Just wondering if anyone here analyses their trades and anlayses their journal.
Can anyone help me with these calculations.
I want to know the calculations if I was calculating these by hand.
Where can I obtain these calculations from?
I am interested in doing the following calculations:

Average P/L in $
Average P/L %
Average time in trade
Average Profit (winners)
Average Loss (losers)
Win %
P/L in $
Wins
Losses
Short trades
Long trades
Total weeks traded
starting balance
current balance

Recentl P/L
Last week
last 2 weeks
last 3 weeks
last month
Last month in $

Recent P/L %
Last week
last 2 weeks
last 3 weeks
last month

Average % return
Per week
Per month
Per year

Month on Month Analysis
Swing trading %
Day trading %
P/L in $
Total %

Thanks very much for your time and assistance

Tom


----------



## tom82 (23 October 2014)

Average P/L in $ = Sum of each trade profit & loss $ / Total number of trades

Average P/L in % = sum of each trade % profit & loss / total number of trades

Average profit = Sum of profitable trades $ / Number of win trades

Average Loss = sum of losing trades $ / number of losing trades

Win % = Number of win trades / total number of trades * 100

Average % return (per week, month etc) = % profit / number of weeks

Forecast full year % = weekly % * 52

weekly percent % * 4 weeks = % for month

Average return per trade = (Ending Equity - Starting Equity) / number of trades

Gain % = (Gain$ / Buy Price) * 100

Loss % = (Loss$ / Buy Price) * 100

Gain% or Loss% = 100 * (End Equity - Start Equity) / Start Equity

To average this over a number of trades you divide the result by the number of trades.

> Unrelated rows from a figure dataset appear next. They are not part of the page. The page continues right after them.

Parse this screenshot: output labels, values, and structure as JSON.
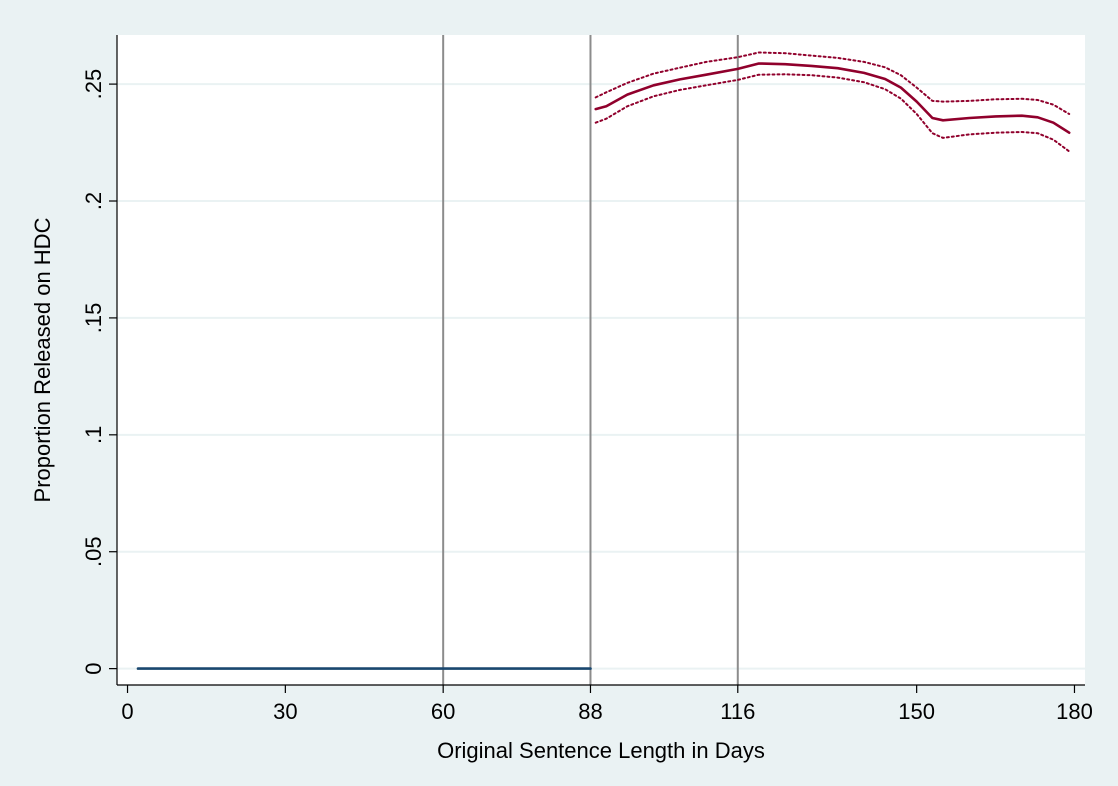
{
  "chart_data": {
    "type": "line",
    "title": "",
    "xlabel": "Original Sentence Length in Days",
    "ylabel": "Proportion Released on HDC",
    "xlim": [
      -2,
      182
    ],
    "ylim": [
      -0.007,
      0.271
    ],
    "x_ticks": [
      0,
      30,
      60,
      88,
      116,
      150,
      180
    ],
    "x_tick_labels": [
      "0",
      "30",
      "60",
      "88",
      "116",
      "150",
      "180"
    ],
    "y_ticks": [
      0,
      0.05,
      0.1,
      0.15,
      0.2,
      0.25
    ],
    "y_tick_labels": [
      "0",
      ".05",
      ".1",
      ".15",
      ".2",
      ".25"
    ],
    "grid": "horizontal",
    "legend": "none",
    "reference_lines_x": [
      60,
      88,
      116
    ],
    "colors": {
      "background": "#eaf2f3",
      "plot_area": "#ffffff",
      "grid": "#eaf2f3",
      "reference_line": "#8c8c8c",
      "series_low": "#1a476f",
      "series_high": "#90002c"
    },
    "series": [
      {
        "role": "fit-below",
        "style": "solid",
        "color": "#1a476f",
        "x": [
          2,
          88
        ],
        "y": [
          0,
          0
        ]
      },
      {
        "role": "fit-above",
        "style": "solid",
        "color": "#90002c",
        "x": [
          89,
          91,
          95,
          100,
          105,
          110,
          116,
          120,
          125,
          130,
          135,
          140,
          144,
          147,
          150,
          153,
          155,
          160,
          165,
          170,
          173,
          176,
          179
        ],
        "y": [
          0.2393,
          0.2405,
          0.2455,
          0.2495,
          0.252,
          0.254,
          0.2565,
          0.2588,
          0.2585,
          0.2578,
          0.2568,
          0.2548,
          0.2522,
          0.2485,
          0.2425,
          0.2355,
          0.2345,
          0.2355,
          0.2362,
          0.2365,
          0.2358,
          0.2335,
          0.2292
        ]
      },
      {
        "role": "ci-upper",
        "style": "dotted",
        "color": "#90002c",
        "x": [
          89,
          91,
          95,
          100,
          105,
          110,
          116,
          120,
          125,
          130,
          135,
          140,
          144,
          147,
          150,
          153,
          155,
          160,
          165,
          170,
          173,
          176,
          179
        ],
        "y": [
          0.2443,
          0.2465,
          0.2505,
          0.2545,
          0.257,
          0.2595,
          0.2615,
          0.2635,
          0.2632,
          0.2622,
          0.2612,
          0.2595,
          0.2572,
          0.2538,
          0.2485,
          0.2428,
          0.2425,
          0.2428,
          0.2435,
          0.2437,
          0.2432,
          0.2412,
          0.2372
        ]
      },
      {
        "role": "ci-lower",
        "style": "dotted",
        "color": "#90002c",
        "x": [
          89,
          91,
          95,
          100,
          105,
          110,
          116,
          120,
          125,
          130,
          135,
          140,
          144,
          147,
          150,
          153,
          155,
          160,
          165,
          170,
          173,
          176,
          179
        ],
        "y": [
          0.2335,
          0.2352,
          0.2405,
          0.2448,
          0.2475,
          0.2495,
          0.2518,
          0.254,
          0.2542,
          0.2538,
          0.2528,
          0.2508,
          0.2478,
          0.2438,
          0.2372,
          0.229,
          0.227,
          0.2285,
          0.2292,
          0.2295,
          0.229,
          0.2262,
          0.2212
        ]
      }
    ]
  }
}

Profit / starting balance x 100

Turns dollar profit into percentage profit

Weekly profit percent = profit for the week / balance at the start of the week x 100

P/L for each trade

P/L % = P&L / Account size

Change weekly percent % * 4 weeks = % for month to the following:

weekly percent % * 4.348 = % for month

In business and reporting: there is not 4 weeks in a month, its 4.348


----------